L'esposizione - 232 opere da 87 prestatori di 15 Paesi, "a testimoniare l'universalità della grandezza di Dante", come sottolinea De Simoni - analizza l'Inferno in tutte le sue dimensioni, a partire ovviamente da quella letteraria della 'Divina Commedi'a, chiudendo le celebrazioni per i 700 anni dalla morte di Dante nel 1321; e proseguendo con le correnti pittoriche, con i riferimenti religiosi, con le tesi filosofiche e psicologiche, fino agli sviluppi sulle condizioni sociali. Partendo però dall'arte cinematografica, con la proiezione in apertura di mostra del film muto del 1911 intitolato appunto 'Inferno'.

Quindi, il visitatore si trova di fronte alla Porta dell'Inferno scolpita da Auguste Rodin per poi riflettere sulle origini di questa 'dimensione' attraverso il quadro della 'Caduta degli Angeli ribelli' di Andrea Commodi; e sulle conseguenze, ammirando il 'Giudizio Finale' del Beato Angelico del 1425 o leggendo alcune pagine del manoscritto miniato 'La Città di Dio' di Sant'Agostino, per poi farsi rapire dalla 'Voragine Infernale' del Botticelli del 1488 su pergamena, prestata dalla Biblioteca Apostolica Vaticana.
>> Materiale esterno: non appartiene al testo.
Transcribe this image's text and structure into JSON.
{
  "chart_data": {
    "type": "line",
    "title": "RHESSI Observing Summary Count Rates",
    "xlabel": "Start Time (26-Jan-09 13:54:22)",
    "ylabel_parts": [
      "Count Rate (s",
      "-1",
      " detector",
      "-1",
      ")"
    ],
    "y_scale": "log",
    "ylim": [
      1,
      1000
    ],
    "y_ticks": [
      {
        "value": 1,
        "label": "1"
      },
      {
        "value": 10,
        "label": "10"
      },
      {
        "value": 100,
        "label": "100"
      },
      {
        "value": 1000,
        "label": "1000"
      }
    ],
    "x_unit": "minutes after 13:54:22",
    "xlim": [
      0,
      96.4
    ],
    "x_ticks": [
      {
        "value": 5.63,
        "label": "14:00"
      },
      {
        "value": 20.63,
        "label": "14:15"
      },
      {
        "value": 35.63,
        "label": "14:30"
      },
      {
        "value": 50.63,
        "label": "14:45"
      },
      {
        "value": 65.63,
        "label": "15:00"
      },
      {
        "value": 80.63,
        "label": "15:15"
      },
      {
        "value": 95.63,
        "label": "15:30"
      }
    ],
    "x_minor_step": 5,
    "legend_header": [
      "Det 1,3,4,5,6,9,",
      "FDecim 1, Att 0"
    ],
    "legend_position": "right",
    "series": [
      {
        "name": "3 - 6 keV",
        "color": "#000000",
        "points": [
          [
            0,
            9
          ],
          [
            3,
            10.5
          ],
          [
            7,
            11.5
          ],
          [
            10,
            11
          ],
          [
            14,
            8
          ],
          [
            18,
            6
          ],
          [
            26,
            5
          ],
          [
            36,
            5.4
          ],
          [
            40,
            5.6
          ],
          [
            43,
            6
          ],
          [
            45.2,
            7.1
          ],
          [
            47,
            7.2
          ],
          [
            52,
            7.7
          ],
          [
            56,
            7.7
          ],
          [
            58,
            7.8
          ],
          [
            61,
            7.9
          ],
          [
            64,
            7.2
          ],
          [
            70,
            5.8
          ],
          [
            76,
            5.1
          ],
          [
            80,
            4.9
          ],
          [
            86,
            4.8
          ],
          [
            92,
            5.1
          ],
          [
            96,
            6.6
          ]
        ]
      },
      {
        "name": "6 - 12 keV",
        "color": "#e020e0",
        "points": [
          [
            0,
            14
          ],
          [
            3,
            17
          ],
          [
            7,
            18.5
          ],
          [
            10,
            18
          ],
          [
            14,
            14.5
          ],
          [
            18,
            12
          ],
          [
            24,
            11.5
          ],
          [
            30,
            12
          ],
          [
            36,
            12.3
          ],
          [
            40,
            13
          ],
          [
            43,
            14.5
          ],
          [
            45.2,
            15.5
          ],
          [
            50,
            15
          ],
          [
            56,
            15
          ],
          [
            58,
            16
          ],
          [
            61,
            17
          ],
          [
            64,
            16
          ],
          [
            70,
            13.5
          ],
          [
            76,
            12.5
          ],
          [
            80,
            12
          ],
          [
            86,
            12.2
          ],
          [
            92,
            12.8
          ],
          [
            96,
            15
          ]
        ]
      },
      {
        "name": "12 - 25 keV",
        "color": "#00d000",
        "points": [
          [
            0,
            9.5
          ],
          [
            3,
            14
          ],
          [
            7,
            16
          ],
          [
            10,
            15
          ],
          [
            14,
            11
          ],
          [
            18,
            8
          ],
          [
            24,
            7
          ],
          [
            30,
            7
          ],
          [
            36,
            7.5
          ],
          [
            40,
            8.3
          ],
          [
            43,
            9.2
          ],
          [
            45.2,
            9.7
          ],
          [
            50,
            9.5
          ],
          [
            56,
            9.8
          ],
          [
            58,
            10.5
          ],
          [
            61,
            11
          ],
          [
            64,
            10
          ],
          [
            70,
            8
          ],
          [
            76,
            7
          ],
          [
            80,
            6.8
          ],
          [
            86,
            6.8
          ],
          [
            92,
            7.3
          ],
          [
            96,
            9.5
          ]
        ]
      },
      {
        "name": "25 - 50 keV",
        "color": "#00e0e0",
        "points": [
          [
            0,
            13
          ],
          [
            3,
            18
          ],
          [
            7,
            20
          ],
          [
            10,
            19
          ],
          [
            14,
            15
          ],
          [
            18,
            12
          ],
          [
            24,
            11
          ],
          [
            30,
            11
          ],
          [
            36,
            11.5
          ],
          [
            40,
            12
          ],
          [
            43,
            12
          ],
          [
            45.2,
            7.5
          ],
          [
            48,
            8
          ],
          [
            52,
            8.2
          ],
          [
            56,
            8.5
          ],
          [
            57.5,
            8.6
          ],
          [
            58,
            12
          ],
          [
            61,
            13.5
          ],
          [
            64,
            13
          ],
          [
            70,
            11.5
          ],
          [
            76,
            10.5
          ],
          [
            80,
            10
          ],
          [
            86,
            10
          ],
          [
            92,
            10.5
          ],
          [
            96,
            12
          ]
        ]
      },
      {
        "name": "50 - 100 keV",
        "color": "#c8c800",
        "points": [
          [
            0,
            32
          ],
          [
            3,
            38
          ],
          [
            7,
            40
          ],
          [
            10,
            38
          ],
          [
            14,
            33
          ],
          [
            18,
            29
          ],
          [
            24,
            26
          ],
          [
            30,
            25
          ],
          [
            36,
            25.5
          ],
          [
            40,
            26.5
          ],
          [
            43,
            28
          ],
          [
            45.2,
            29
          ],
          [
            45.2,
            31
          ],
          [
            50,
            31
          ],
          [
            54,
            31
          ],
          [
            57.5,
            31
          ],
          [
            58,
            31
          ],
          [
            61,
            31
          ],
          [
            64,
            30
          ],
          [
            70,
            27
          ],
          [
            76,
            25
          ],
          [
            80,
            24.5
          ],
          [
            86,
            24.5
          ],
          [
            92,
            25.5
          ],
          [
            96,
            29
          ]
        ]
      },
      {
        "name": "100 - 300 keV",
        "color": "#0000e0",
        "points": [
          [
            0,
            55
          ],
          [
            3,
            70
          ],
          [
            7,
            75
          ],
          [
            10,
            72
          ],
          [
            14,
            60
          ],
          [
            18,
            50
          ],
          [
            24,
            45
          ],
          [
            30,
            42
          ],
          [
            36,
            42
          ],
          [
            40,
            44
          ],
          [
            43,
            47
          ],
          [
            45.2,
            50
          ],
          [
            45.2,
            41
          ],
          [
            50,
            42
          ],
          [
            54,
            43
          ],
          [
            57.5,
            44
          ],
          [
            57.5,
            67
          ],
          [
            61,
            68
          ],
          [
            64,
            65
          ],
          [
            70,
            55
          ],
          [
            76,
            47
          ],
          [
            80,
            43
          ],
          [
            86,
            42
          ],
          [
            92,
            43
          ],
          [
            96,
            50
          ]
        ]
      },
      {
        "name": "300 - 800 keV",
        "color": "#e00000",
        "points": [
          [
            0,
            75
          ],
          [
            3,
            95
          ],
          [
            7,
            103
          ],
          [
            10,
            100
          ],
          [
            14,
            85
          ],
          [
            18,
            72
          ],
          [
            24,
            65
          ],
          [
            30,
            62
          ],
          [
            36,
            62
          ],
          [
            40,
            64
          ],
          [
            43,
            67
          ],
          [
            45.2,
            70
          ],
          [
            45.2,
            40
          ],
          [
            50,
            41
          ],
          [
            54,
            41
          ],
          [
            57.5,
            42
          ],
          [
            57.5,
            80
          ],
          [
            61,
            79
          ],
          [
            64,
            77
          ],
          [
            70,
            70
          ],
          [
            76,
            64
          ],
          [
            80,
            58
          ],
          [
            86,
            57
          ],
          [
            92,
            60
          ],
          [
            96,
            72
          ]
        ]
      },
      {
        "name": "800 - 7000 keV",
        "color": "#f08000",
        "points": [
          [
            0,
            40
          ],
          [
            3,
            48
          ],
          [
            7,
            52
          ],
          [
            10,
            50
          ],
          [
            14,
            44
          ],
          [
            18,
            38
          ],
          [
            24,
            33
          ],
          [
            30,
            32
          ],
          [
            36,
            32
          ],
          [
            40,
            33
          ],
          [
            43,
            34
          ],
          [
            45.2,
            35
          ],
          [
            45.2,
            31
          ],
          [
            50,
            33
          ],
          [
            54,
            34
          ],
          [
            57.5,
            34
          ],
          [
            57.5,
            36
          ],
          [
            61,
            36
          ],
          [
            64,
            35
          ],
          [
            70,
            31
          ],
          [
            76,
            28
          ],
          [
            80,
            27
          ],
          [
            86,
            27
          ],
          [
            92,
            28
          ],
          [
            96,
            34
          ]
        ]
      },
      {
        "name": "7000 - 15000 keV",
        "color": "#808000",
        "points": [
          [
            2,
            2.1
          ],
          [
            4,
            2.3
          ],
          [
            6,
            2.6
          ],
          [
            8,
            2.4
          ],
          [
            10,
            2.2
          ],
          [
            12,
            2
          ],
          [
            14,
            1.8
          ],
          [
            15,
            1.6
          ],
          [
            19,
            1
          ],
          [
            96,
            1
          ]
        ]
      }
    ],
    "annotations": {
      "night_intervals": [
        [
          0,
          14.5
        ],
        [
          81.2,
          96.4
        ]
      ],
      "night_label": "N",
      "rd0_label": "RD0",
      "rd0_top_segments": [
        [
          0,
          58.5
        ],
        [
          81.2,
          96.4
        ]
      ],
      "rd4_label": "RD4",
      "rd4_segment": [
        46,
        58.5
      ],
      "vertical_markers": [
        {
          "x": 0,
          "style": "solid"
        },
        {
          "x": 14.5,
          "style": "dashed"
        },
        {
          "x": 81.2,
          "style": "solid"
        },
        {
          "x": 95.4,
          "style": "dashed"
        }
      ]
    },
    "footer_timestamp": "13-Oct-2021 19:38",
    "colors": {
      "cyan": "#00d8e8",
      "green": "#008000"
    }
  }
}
Il viaggio di Dante, accompagnato negli inferi da Virgilio, viene descritto da diversi dipinti nonché dalle illustrazioni di Gustave Doré del 1861.

Uscendo dalla 'Divina Commedia' si entra in altre raffigurazioni diaboliche, come quelle contenute nel teatrino siciliano dell'Opera dei Pupi con le tipiche marionette della tradizione palermitana e catanese a rappresentare un inferno intriso di magia e superstizioni, di racconti popolari e di visioni oniriche. Diversi i quadri a rappresentare il Diavolo in tutte le sue accezioni, da Satana a Lucifero fino al più teatrale Mefistofele.

Realistiche quanto inquietanti, poi, le tele a raffigurare i 'nostri' inferni terreni: il lavoro nelle miniere e nelle fabbriche, le conseguenze devastanti delle guerre, le reclusioni nelle prigioni e nei manicomi, il 'male assoluto' dei campi di sterminio nazisti. Ma come nel viaggio di Dante, si esce dall'Inferno 'a riveder le stelle' grazie alle immagini spettacolari delle riprese effettuate dal telescopio Hubble Utra Deep Field della Nasa. Il tutto, contenuto nel voluminoso catalogo edito da Electa per le Scuderie del Quirinale.